Helmkamp Laura J, Jewett Ethan M, Rosenberg Noah A
Department of Biostatistics, University of Michigan, Ann Arbor, MI 48109, USA.
J Comput Biol. 2012 Jun;19(6):632-49. doi: 10.1089/cmb.2012.0042.
Among the methods currently available for inferring species trees from gene trees, the GLASS method of Mossel and Roch (2010), the Shallowest Divergence (SD) method of Maddison and Knowles (2006), the STEAC method of Liu et al. (2009), and a related method that we call Minimum Average Coalescence (MAC) are computationally efficient and provide branch length estimates. Further, GLASS and STEAC have been shown to be consistent estimators of tree topology under a multispecies coalescent model. However, divergence time estimates obtained with these methods are all systematically biased under the model because the pairwise interspecific gene divergence times on which they rely must be more ancient than the species divergence time. Jewett and Rosenberg (2012) derived an expression for the bias of GLASS and used it to propose an improved method that they termed iGLASS. Here, we derive the biases of SD, STEAC, and MAC, and we propose improved analogues of these methods that we call iSD, iSTEAC, and iMAC. We conduct simulations to compare the performance of these methods with their original counterparts and with GLASS and iGLASS, finding that each of them decreases the bias and mean squared error of pairwise divergence time estimates. The new methods can therefore contribute to improvements in the estimation of species trees from information on gene trees.

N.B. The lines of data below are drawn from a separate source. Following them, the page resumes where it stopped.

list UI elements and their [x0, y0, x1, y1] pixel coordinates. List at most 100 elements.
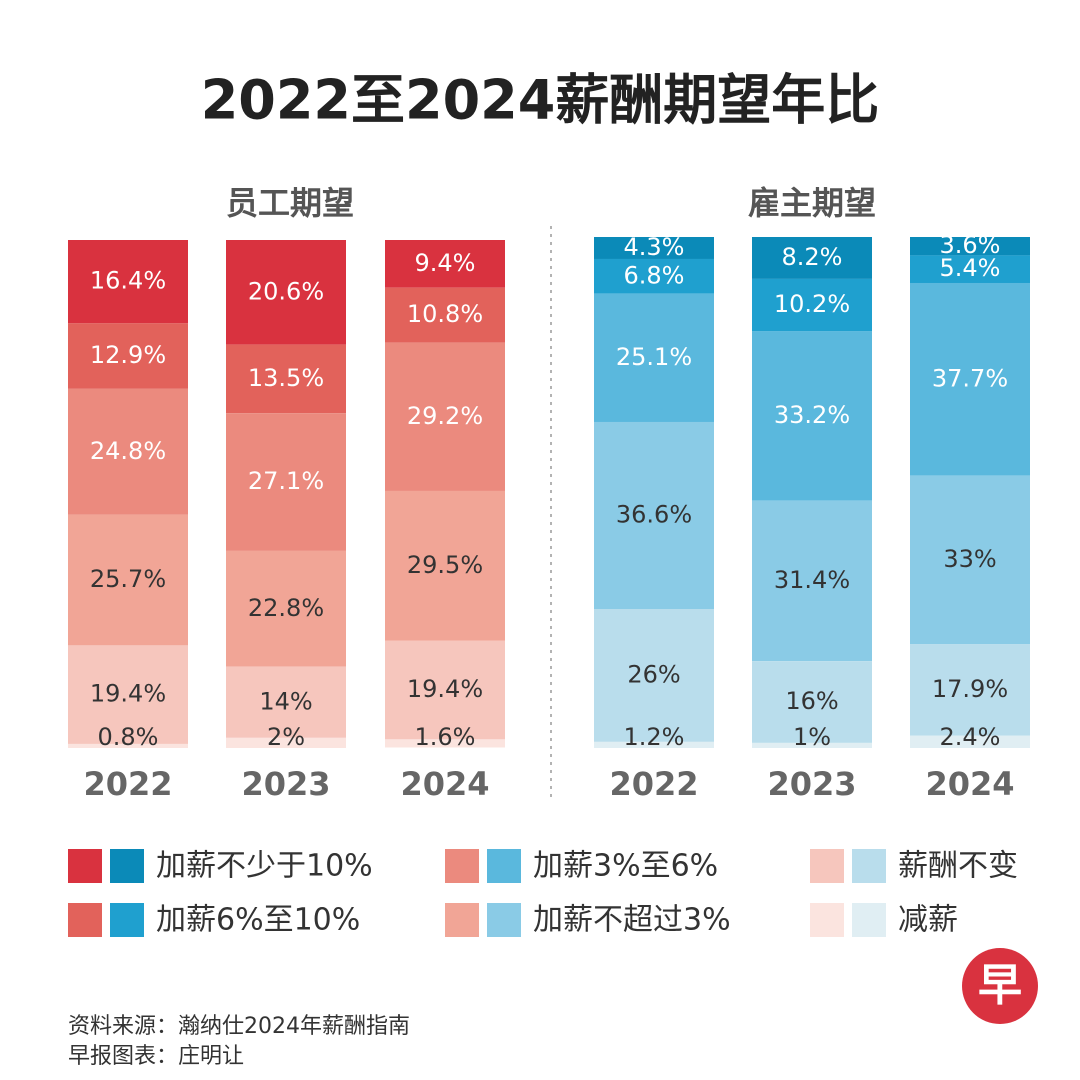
- value-label: 16%: [785, 687, 838, 715]
- value-label: 25.7%: [90, 565, 166, 593]
- value-label: 0.8%: [98, 723, 159, 751]
- legend-swatch: [852, 903, 886, 937]
- bar-segment: [385, 640, 505, 740]
- value-label: 19.4%: [90, 680, 166, 708]
- value-label: 24.8%: [90, 437, 166, 465]
- bar-segment: [68, 514, 188, 646]
- bar-segment: [752, 742, 872, 748]
- legend-swatch: [110, 903, 144, 937]
- value-label: 33.2%: [774, 401, 850, 429]
- value-label: 1.2%: [624, 723, 685, 751]
- legend-swatch: [852, 849, 886, 883]
- bar-segment: [226, 550, 346, 667]
- value-label: 27.1%: [248, 467, 324, 495]
- value-label: 33%: [943, 545, 996, 573]
- value-label: 26%: [627, 660, 680, 688]
- legend-swatch: [110, 849, 144, 883]
- x-tick-label: 2023: [241, 765, 330, 803]
- panel-title: 员工期望: [226, 184, 354, 222]
- value-label: 6.8%: [624, 261, 685, 289]
- x-tick-label: 2022: [609, 765, 698, 803]
- bar-segment: [910, 475, 1030, 645]
- bar-segment: [68, 743, 188, 748]
- value-label: 10.2%: [774, 290, 850, 318]
- bar-segment: [594, 293, 714, 422]
- value-label: 29.2%: [407, 402, 483, 430]
- bar-segment: [226, 240, 346, 345]
- value-label: 2.4%: [940, 723, 1001, 751]
- legend-swatch: [445, 849, 479, 883]
- bar-segment: [910, 644, 1030, 736]
- value-label: 2%: [267, 723, 305, 751]
- value-label: 31.4%: [774, 566, 850, 594]
- bar-segment: [226, 737, 346, 748]
- bar-segment: [910, 735, 1030, 748]
- x-tick-label: 2022: [83, 765, 172, 803]
- bar-segment: [594, 237, 714, 259]
- value-label: 4.3%: [624, 233, 685, 261]
- x-tick-label: 2023: [767, 765, 856, 803]
- chart-title: 2022至2024薪酬期望年比: [201, 69, 880, 132]
- legend-label: 减薪: [898, 903, 958, 938]
- bar-segment: [385, 240, 505, 288]
- bar-segment: [68, 645, 188, 744]
- legend-swatch: [445, 903, 479, 937]
- bar-segment: [385, 490, 505, 641]
- legend-label: 加薪3%至6%: [533, 849, 718, 884]
- bar-segment: [594, 741, 714, 748]
- value-label: 10.8%: [407, 300, 483, 328]
- bar-segment: [226, 666, 346, 738]
- bar-segment: [752, 661, 872, 743]
- legend-label: 加薪6%至10%: [156, 903, 360, 938]
- bar-segment: [594, 258, 714, 294]
- bar-segment: [385, 287, 505, 343]
- legend-swatch: [810, 903, 844, 937]
- bar-segment: [68, 388, 188, 515]
- value-label: 22.8%: [248, 594, 324, 622]
- bar-segment: [910, 237, 1030, 256]
- bar-segment: [385, 739, 505, 748]
- legend-swatch: [68, 903, 102, 937]
- legend-swatch: [487, 849, 521, 883]
- value-label: 1.6%: [415, 723, 476, 751]
- logo-circle: [962, 948, 1038, 1024]
- value-label: 25.1%: [616, 343, 692, 371]
- bar-segment: [68, 323, 188, 389]
- value-label: 36.6%: [616, 500, 692, 528]
- value-label: 1%: [793, 723, 831, 751]
- value-label: 3.6%: [940, 231, 1001, 259]
- value-label: 20.6%: [248, 277, 324, 305]
- bar-segment: [752, 331, 872, 501]
- legend-label: 薪酬不变: [898, 849, 1018, 884]
- value-label: 19.4%: [407, 675, 483, 703]
- value-label: 9.4%: [415, 249, 476, 277]
- bar-segment: [68, 240, 188, 324]
- value-label: 5.4%: [940, 254, 1001, 282]
- x-tick-label: 2024: [925, 765, 1014, 803]
- bar-segment: [752, 237, 872, 279]
- legend-label: 加薪不超过3%: [533, 903, 731, 938]
- legend-swatch: [810, 849, 844, 883]
- bar-segment: [226, 413, 346, 551]
- bar-segment: [752, 500, 872, 662]
- value-label: 29.5%: [407, 551, 483, 579]
- legend-swatch: [487, 903, 521, 937]
- value-label: 17.9%: [932, 675, 1008, 703]
- value-label: 14%: [259, 687, 312, 715]
- value-label: 12.9%: [90, 341, 166, 369]
- credit: 早报图表：庄明让: [68, 1044, 244, 1069]
- source: 资料来源：瀚纳仕2024年薪酬指南: [68, 1014, 410, 1039]
- panel-title: 雇主期望: [748, 184, 876, 222]
- bar-segment: [385, 342, 505, 491]
- value-label: 13.5%: [248, 364, 324, 392]
- bar-segment: [594, 421, 714, 610]
- bar-segment: [594, 609, 714, 742]
- value-label: 16.4%: [90, 267, 166, 295]
- bar-segment: [910, 282, 1030, 476]
- bar-segment: [226, 344, 346, 414]
- value-label: 37.7%: [932, 364, 1008, 392]
- bar-segment: [752, 278, 872, 332]
- bar-segment: [910, 255, 1030, 283]
- x-tick-label: 2024: [400, 765, 489, 803]
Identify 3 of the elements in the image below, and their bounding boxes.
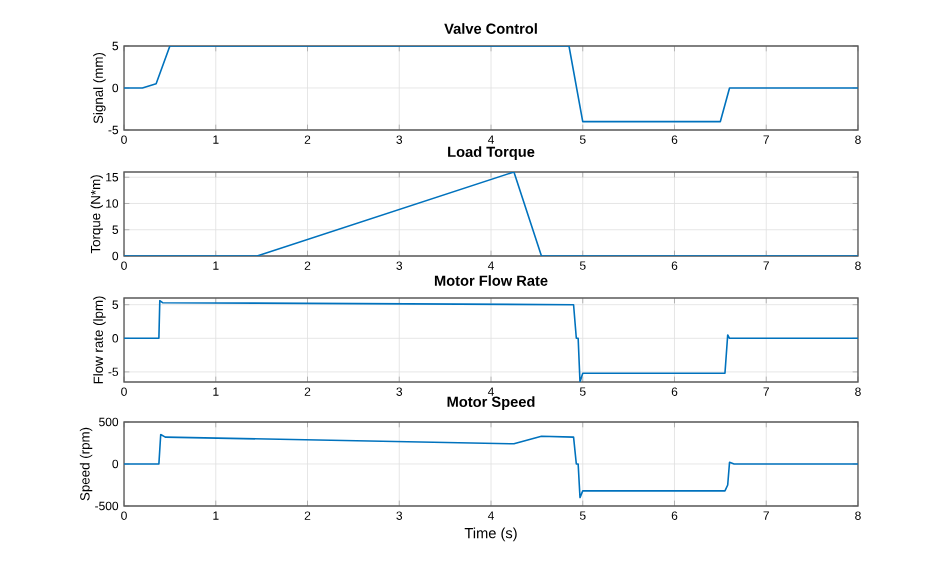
line-series bbox=[124, 45, 858, 123]
line-series bbox=[124, 433, 858, 499]
line-series bbox=[124, 299, 858, 382]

在目前可用于从基因树推断物种树的方法中,莫塞尔和罗奇(2010年)提出的GLASS方法、麦迪逊和诺尔斯(2006年)提出的最浅分歧(SD)方法、刘等人(2009年)提出的STEAC方法,以及我们称为最小平均合并(MAC)的一种相关方法,在计算上效率较高,并能提供分支长度估计。此外,在多物种合并模型下,GLASS和STEAC已被证明是树拓扑结构的一致估计量。然而,在该模型下,用这些方法获得的分歧时间估计都存在系统偏差,因为它们所依赖的种间基因对分歧时间必定比物种分歧时间更古老。朱伊特和罗森伯格(2012年)推导了GLASS偏差的表达式,并据此提出了一种改进方法,他们称之为iGLASS。在此,我们推导了SD、STEAC和MAC的偏差,并提出了这些方法的改进类似方法,我们分别称之为iSD、iSTEAC和iMAC。我们进行了模拟,以比较这些方法与其原始对应方法以及GLASS和iGLASS的性能,发现它们每一种都降低了成对分歧时间估计的偏差和均方误差。因此,这些新方法有助于从基因树信息改进物种树的估计。